The search also seems to have disregarded a protocol of informing other law enforcement jurisdictions about the action beforehand.
Shawano County sheriff’s detectives executed a search warrant at the home of District 1 Supervisor Deb Noffke in Shawano on April 15. The search for any controlled substances or drug-related activity turned up nothing.
The request for a warrant was reviewed by an assistant district attorney in the Langlade County District Attorney’s Office, who gave it a “verbal OK,” according to Sheriff Randy Wright.
The warrant was signed by Langlade County Judge Fred Kawalski.
The request was not brought to the district attorney’s office here, and no one from the Shawano-Menominee office reviewed the document.
“We went to Langlade because we knew we were dealing with a County Board member and we wanted to have it to be as impartial as can be, so we didn’t involve our D.A. here in Shawano County and we also didn’t involve the city Police Department,” Wright said.
A woman who answered the phone at the Langlade County district attorney’s office on Friday afternoon said there was no one available to take questions on the matter and she had been “instructed not to discuss it.”
The warrant request shows that sheriff’s detectives acted on anonymous information they received in February claiming that Noffke and her daughter were growing and smoking marijuana at the Shawano residence and at Noffke’s business, Radio Shack, at 221 E. Green Bay St. in Shawano.
Detectives collected garbage from the Noffke residence April 9 and performed a field test that allegedly turned up marijuana residue.
The detective’s report states the garbage pick was done on April 4, but that would appear to be in error. The field test results state April 9, which would have been a garbage collection day.
Also, the complaint number for the report would have had to have been generated on April 9, based on a review of other complaint numbers from that date.
The results of the field test were used as probable cause for a search in the warrant request.
However, the Shawano-Menominee County district attorney’s office has a policy requiring at least three garbage picks and three positive test results for controlled substances before moving ahead with a search warrant.
The district attorney’s office would not comment on the Noffke search warrant or the investigation, but sources there did confirm that the policy has been in place for many years and was in place when former District Attorney Gary Bruno was in office. Bruno left in 2007.
Shawano Police Capt. Jeff Heffernon also confirmed that three garbage picks and positive results were also required by the district attorney’s office for Shawano police.

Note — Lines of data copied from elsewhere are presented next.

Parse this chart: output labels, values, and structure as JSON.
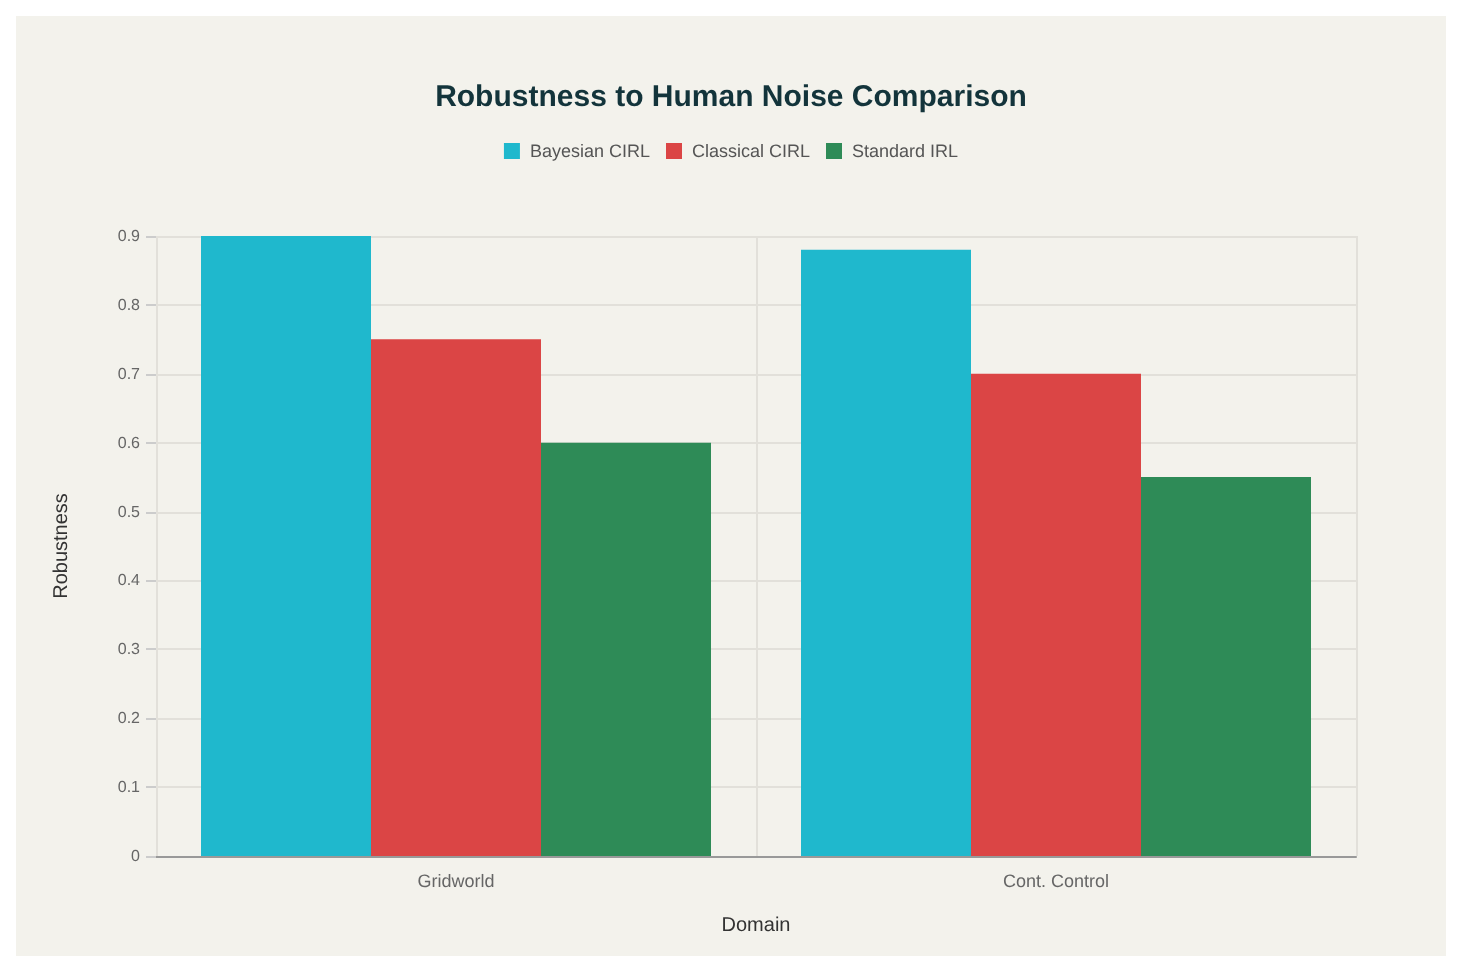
{
  "chart_data": {
    "type": "bar",
    "title": "Robustness to Human Noise Comparison",
    "xlabel": "Domain",
    "ylabel": "Robustness",
    "categories": [
      "Gridworld",
      "Cont. Control"
    ],
    "series": [
      {
        "name": "Bayesian CIRL",
        "color": "#1fb8cd",
        "values": [
          0.9,
          0.88
        ]
      },
      {
        "name": "Classical CIRL",
        "color": "#db4545",
        "values": [
          0.75,
          0.7
        ]
      },
      {
        "name": "Standard IRL",
        "color": "#2e8b57",
        "values": [
          0.6,
          0.55
        ]
      }
    ],
    "ylim": [
      0,
      0.9
    ],
    "yticks": [
      0,
      0.1,
      0.2,
      0.3,
      0.4,
      0.5,
      0.6,
      0.7,
      0.8,
      0.9
    ],
    "grid": true,
    "legend": "top"
  }
}
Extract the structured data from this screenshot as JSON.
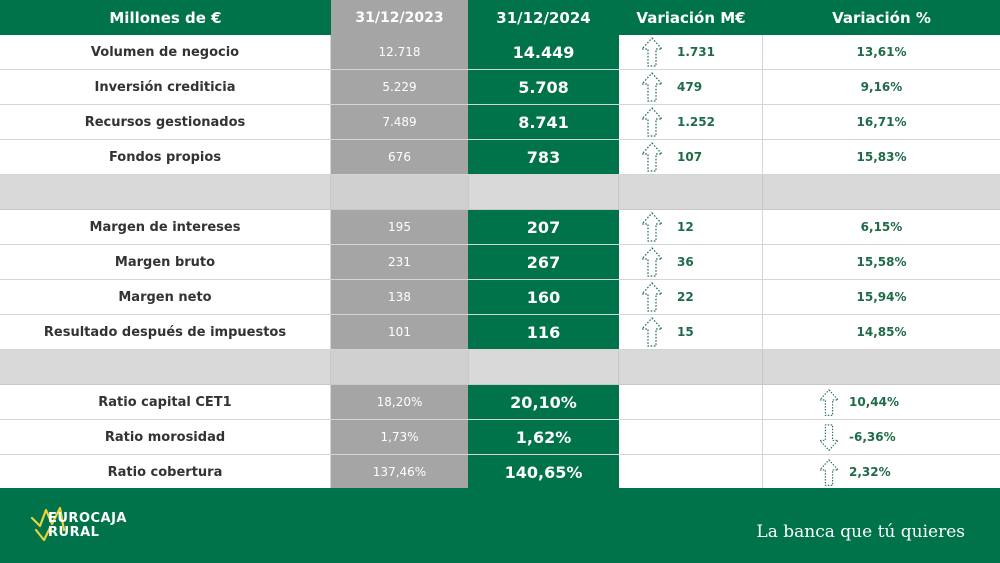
{
  "header": {
    "label_col": "Millones de €",
    "col_2023": "31/12/2023",
    "col_2024": "31/12/2024",
    "col_var_abs": "Variación M€",
    "col_var_pct": "Variación %"
  },
  "rows": [
    {
      "label": "Volumen de negocio",
      "v2023": "12.718",
      "v2024": "14.449",
      "var_abs": "1.731",
      "var_pct": "13,61%",
      "direction": "up"
    },
    {
      "label": "Inversión crediticia",
      "v2023": "5.229",
      "v2024": "5.708",
      "var_abs": "479",
      "var_pct": "9,16%",
      "direction": "up"
    },
    {
      "label": "Recursos gestionados",
      "v2023": "7.489",
      "v2024": "8.741",
      "var_abs": "1.252",
      "var_pct": "16,71%",
      "direction": "up"
    },
    {
      "label": "Fondos propios",
      "v2023": "676",
      "v2024": "783",
      "var_abs": "107",
      "var_pct": "15,83%",
      "direction": "up"
    },
    {
      "label": "Margen de intereses",
      "v2023": "195",
      "v2024": "207",
      "var_abs": "12",
      "var_pct": "6,15%",
      "direction": "up"
    },
    {
      "label": "Margen bruto",
      "v2023": "231",
      "v2024": "267",
      "var_abs": "36",
      "var_pct": "15,58%",
      "direction": "up"
    },
    {
      "label": "Margen neto",
      "v2023": "138",
      "v2024": "160",
      "var_abs": "22",
      "var_pct": "15,94%",
      "direction": "up"
    },
    {
      "label": "Resultado después de impuestos",
      "v2023": "101",
      "v2024": "116",
      "var_abs": "15",
      "var_pct": "14,85%",
      "direction": "up"
    },
    {
      "label": "Ratio capital CET1",
      "v2023": "18,20%",
      "v2024": "20,10%",
      "var_abs": "",
      "var_pct": "10,44%",
      "direction": "up"
    },
    {
      "label": "Ratio morosidad",
      "v2023": "1,73%",
      "v2024": "1,62%",
      "var_abs": "",
      "var_pct": "-6,36%",
      "direction": "down"
    },
    {
      "label": "Ratio cobertura",
      "v2023": "137,46%",
      "v2024": "140,65%",
      "var_abs": "",
      "var_pct": "2,32%",
      "direction": "up"
    }
  ],
  "footer": {
    "logo_line1": "EUROCAJA",
    "logo_line2": "RURAL",
    "tagline": "La banca que tú quieres"
  },
  "colors": {
    "brand_green": "#00734a",
    "gray_2023": "#a5a5a5",
    "spacer_gray": "#d9d9d9",
    "logo_yellow": "#e8d43a"
  }
}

Wright, however, said that was “not necessarily” the policy.
“It depends on the circumstances,” he said. “I think it’s just something that would be an additional verifier.”

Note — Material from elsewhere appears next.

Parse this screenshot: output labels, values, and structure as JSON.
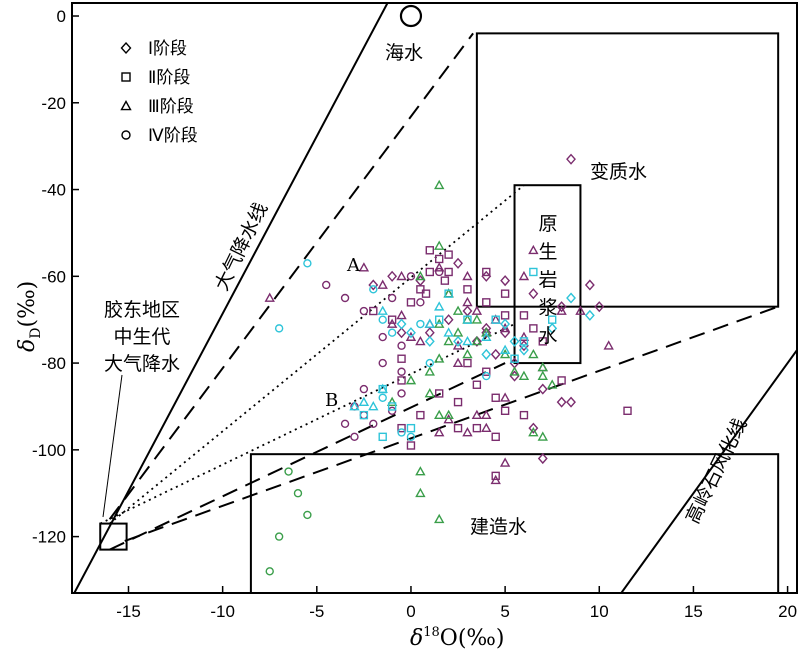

The circumstances in this case, he said, included garbage not being put curbside on a regular basis and the approaching growing season when it was likely that marijuana plants were being transplanted and moved elsewhere.

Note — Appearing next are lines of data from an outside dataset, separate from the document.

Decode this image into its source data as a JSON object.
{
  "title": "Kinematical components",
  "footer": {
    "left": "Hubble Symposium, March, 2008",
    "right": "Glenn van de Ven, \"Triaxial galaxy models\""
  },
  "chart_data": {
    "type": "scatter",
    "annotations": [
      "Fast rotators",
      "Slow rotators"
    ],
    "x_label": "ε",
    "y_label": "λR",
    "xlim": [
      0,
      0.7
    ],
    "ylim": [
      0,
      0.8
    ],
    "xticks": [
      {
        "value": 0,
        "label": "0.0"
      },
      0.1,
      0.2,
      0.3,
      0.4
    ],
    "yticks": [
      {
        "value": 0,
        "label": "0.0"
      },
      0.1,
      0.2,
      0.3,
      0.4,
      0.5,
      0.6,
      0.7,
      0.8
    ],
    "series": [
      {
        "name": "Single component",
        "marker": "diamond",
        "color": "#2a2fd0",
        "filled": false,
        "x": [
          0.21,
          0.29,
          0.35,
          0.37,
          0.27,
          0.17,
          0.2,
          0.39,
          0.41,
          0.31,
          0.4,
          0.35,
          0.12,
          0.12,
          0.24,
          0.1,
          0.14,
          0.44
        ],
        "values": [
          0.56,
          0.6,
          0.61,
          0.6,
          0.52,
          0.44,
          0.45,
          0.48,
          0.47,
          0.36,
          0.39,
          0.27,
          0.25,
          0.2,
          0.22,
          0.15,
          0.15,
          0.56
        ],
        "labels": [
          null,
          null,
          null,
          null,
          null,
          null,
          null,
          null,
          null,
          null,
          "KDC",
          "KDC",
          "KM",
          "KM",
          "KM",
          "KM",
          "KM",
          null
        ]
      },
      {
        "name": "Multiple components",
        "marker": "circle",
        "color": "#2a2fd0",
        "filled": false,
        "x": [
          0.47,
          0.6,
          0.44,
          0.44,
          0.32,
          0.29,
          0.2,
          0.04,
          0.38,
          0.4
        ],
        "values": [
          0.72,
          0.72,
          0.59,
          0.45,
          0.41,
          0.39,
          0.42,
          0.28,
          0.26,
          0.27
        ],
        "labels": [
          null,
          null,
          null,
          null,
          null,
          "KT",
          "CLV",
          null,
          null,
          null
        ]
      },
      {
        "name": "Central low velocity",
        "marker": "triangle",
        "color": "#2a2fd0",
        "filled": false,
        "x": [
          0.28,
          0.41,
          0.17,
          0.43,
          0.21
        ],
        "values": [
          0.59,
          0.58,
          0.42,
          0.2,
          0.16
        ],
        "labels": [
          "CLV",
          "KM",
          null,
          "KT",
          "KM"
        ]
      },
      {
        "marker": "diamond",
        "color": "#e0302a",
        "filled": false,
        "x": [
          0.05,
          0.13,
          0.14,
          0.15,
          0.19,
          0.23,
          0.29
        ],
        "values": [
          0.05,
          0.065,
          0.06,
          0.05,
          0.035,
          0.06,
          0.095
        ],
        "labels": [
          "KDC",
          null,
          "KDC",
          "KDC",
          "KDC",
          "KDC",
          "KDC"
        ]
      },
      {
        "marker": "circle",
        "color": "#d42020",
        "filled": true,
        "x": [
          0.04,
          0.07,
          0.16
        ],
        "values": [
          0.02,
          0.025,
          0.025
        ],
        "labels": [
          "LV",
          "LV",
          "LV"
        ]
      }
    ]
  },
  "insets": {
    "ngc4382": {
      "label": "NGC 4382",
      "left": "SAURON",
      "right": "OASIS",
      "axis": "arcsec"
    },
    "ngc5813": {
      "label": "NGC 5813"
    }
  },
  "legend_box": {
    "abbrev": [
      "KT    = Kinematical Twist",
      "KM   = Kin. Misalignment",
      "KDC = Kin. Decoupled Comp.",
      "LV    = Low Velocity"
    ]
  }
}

Wright said the decision to seek a search warrant after only one garbage pick was a joint decision made in discussions with the detective on the case.
Not notifying Shawano police would seem to violate a jurisdictional protocol.
Heffernon, without commenting on the Noffke incident, said local law enforcement is supposed to be notified.
“They inform us. That’s the protocol,” he said.
Wright said any calls to local police would have gone through dispatch, which was aware of the search warrant being executed.
Wright said the main consideration was keeping the operation impartial, which was why, he said, Shawano County authorities were assisted by Stockbridge-Munsee police and Langlade County deputies.
“We wanted an impartial agency to help us out,” he said.